End of the Road DVD

Much has changed since the final Grateful Dead tour in the summer of 1995. Music lost one of its most beloved and iconic characters in Jerry Garcia in August 1995, shortly after the summer tour concluded. After Garcia’s passing and subsequent end of the Grateful Dead, many followers of the band, aptly entitled “deadheads,” found themselves left with a great void in their lives. The band they steadfastly followed from concert to concert (some decades at a time) and fanatically devoted themselves to was gone.
Each Grateful Dead concert was an event all unto itself. Many believe the Grateful Dead preserved the blissful, undisturbed ideals of the 1960s, and their concerts provided an atmosphere were ethos and mores from this period were not only accepted, but encouraged. End of the Road is a film detailing this atmosphere during the Grateful Dead's final tour, as well as examining the thoughtful reaction of deadheads to Garcia's passing. It offers a unique perspective of the parking lot scene before/during/after concerts on the final Grateful Dead tour, as it began on the West Coast and worked it's way east, ending in Chicago, IL at Soldier Field. The film observes how the atmosphere at Grateful Dead shows gradually transformed from peace, love, and serenity; to hard drugs, a mob mentality, and turmoil that ultimately threatened the Dead's very existence.

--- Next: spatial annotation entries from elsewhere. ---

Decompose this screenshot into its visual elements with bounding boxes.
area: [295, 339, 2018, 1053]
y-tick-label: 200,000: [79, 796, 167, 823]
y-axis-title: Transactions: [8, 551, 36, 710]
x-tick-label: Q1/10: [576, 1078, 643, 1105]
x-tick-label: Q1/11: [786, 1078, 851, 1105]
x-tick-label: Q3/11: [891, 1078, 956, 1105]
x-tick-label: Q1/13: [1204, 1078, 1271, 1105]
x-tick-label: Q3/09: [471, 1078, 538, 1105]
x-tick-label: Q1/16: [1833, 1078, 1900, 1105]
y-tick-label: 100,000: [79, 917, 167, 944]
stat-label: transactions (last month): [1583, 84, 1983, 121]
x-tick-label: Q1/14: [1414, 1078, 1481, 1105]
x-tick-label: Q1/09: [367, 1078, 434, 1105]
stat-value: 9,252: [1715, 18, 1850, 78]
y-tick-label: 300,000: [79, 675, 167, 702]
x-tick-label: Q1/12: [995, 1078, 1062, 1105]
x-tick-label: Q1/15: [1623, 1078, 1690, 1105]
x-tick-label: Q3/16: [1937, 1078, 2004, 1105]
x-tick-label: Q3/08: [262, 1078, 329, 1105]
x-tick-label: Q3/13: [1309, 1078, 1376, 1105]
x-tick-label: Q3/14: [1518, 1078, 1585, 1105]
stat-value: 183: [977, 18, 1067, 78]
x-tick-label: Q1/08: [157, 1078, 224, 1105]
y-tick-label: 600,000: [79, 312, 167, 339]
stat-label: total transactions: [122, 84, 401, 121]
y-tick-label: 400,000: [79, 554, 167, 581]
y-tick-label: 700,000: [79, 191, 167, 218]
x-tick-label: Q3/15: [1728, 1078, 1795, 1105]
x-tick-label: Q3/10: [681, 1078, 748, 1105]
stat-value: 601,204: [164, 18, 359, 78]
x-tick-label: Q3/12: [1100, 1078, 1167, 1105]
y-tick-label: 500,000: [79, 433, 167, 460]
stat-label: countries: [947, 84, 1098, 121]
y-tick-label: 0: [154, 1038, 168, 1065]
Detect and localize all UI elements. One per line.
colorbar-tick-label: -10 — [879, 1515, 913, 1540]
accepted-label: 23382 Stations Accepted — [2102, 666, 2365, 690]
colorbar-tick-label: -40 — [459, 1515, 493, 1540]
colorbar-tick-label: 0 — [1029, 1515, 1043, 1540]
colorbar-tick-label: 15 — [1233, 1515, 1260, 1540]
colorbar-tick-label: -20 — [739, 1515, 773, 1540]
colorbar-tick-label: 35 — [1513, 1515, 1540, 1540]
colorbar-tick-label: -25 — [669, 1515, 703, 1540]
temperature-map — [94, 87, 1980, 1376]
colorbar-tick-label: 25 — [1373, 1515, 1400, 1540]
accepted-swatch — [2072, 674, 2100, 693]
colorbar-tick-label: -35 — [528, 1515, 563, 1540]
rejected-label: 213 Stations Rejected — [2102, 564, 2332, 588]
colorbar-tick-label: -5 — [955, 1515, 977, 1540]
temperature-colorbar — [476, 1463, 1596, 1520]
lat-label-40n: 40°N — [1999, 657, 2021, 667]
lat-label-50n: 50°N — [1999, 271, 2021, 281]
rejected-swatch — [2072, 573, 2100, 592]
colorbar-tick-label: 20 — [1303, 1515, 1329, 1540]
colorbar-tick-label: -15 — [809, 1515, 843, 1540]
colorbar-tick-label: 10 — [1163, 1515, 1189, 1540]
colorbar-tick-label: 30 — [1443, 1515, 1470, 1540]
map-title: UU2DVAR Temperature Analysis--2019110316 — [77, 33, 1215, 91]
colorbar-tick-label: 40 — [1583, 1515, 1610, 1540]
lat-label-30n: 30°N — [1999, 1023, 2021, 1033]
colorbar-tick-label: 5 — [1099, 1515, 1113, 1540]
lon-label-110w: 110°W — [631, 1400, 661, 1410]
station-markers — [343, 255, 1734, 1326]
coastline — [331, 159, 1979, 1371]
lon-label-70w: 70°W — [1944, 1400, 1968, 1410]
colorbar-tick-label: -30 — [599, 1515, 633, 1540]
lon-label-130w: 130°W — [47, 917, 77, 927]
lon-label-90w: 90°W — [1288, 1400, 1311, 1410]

End of the Road was produced, directed, edited, and photographed by Brent Meeske. The first part of the documentary examines the deviation in the behavior of fans at concerts throughout the tour, with a boiling point being the gate crashing incident at Deer Creek. Changes in fan behavior were not exclusively linked to the summer 95 tour, nor did the first gate crashing incident occur then. Gate crashing episodes go back to the 1980s, but Deer Creek was the first time it was substantial enough to cancel a concert for the first time in 30 years. One fan states, "three or four years prior (to 1995), there was an influx of people that started showing up at Dead shows with a completely different mentality." As one older fan notes, dead concerts are gatherings or "microcosms of society." Perhaps the incursion of negativity to the deadhead scene mirrors the shift in popular culture/music to grunge and angst ridden alternative at that time.

The Deer Creek incident and the canceling of the next night's show had a weighty effect on deadheads (at least the one's interviewed in End Of The Road). Many fans vowed to recapture their scene from this unwelcome facet of latter-day Grateful Dead concert scenes.

Interestingly, there is no concert footage of the Grateful Dead. The film focus's solely on the fans. For people like me who were unable to witness a Grateful Dead show, it gives a fascinating look at the Grateful Dead scene in 1995. Watching the Grateful Dead and deadheads literally take over stadiums and the areas surrounding them showed the mass attraction of the band and environment. The circus-like atmosphere of the parking lot is well documented, as Meeske literally becomes a touring deadhead and is accepted into the deadhead community. There was some initial skepticism by the deadheads surrounding his use of a camera and being filmed, but Meeske ultimately obtains the approval and acceptance of those he interviews in the parking lots pre/during/post show. Interviewees discuss everything from what/why they are selling various items on tour, why they are on tour to begin with, and how the scene has changed/is changing.

Following the end of the summer tour, the film documents the reaction to Garcia's death on August 9, 1995 in the Haight-Ashbury neighborhood and the memorial in Golden Gate Park. The footage of each surviving member of the Grateful Dead speaking at the memorial is poignant. A neat bonus feature (one of many included with the disc) video of the entire memorial, both uncut and unedited.

I suspect the future will bring more documentaries' examining the deadhead phenomenon and the spectacle surrounding the Grateful Dead and their concerts. As 2005 marks the 10th anniversary of Jerry Garcia's death and collective end of The Grateful Dead, End of the Road offers a sincere illustration of the dramatic changes transpiring within and without the Grateful Dead scene in 1995.